Un autre monde est-il possible?
Voilà pour les considérations pratiques. Néanmoins, l’Europe veut-elle, et a-t-elle intérêt à continuer la course à l’exploitation des ressources afin de satisfaire une économie demanderesse de ressources infinies dans un environnement aux tolérances de plus en plus étroites? «Aujourd’hui, nous avons les moyens de faire des mines propres, invisibles et avec des moyens humains réduits via l’envoi de robots dans le sol plutôt que des hommes, assure Sophie Decrée. On ne doit plus avoir peur du minier sale, ce n’est plus Germinal.»

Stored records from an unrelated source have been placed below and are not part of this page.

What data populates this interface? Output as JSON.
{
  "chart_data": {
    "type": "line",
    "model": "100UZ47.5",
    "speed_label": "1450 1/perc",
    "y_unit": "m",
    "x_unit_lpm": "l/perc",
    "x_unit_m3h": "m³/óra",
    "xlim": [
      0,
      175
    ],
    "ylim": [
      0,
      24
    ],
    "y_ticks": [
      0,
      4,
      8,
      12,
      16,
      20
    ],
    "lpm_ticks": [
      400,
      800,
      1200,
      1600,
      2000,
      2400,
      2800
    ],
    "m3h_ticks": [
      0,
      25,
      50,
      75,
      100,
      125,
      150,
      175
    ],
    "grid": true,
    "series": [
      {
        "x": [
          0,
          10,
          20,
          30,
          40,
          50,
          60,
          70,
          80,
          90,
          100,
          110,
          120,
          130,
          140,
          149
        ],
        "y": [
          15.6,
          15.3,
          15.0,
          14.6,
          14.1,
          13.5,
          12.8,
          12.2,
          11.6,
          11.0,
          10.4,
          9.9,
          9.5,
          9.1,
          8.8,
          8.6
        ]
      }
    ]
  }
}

Au parlement de Wallonie, Ecolo ne voterait pas systématiquement contre un nouveau forage, mais Céline Tellier tient à contraster. «Sur la question de l’autonomie des ressources, l’enjeu n’est pas d’être réactif face au protectionnisme mais proactif. La Belgique est un des leaders mondiaux sur le recyclage des matières premières critiques. Or, il ne suffit pas d’extraire, il faut aussi raffiner, et ça se fait également en Chine pour le moment. En fait, il faut réfléchir à notre modèle industriel. Si nous sommes trop en retard sur les matières premières critiques, utilisons nos ressources autrement.»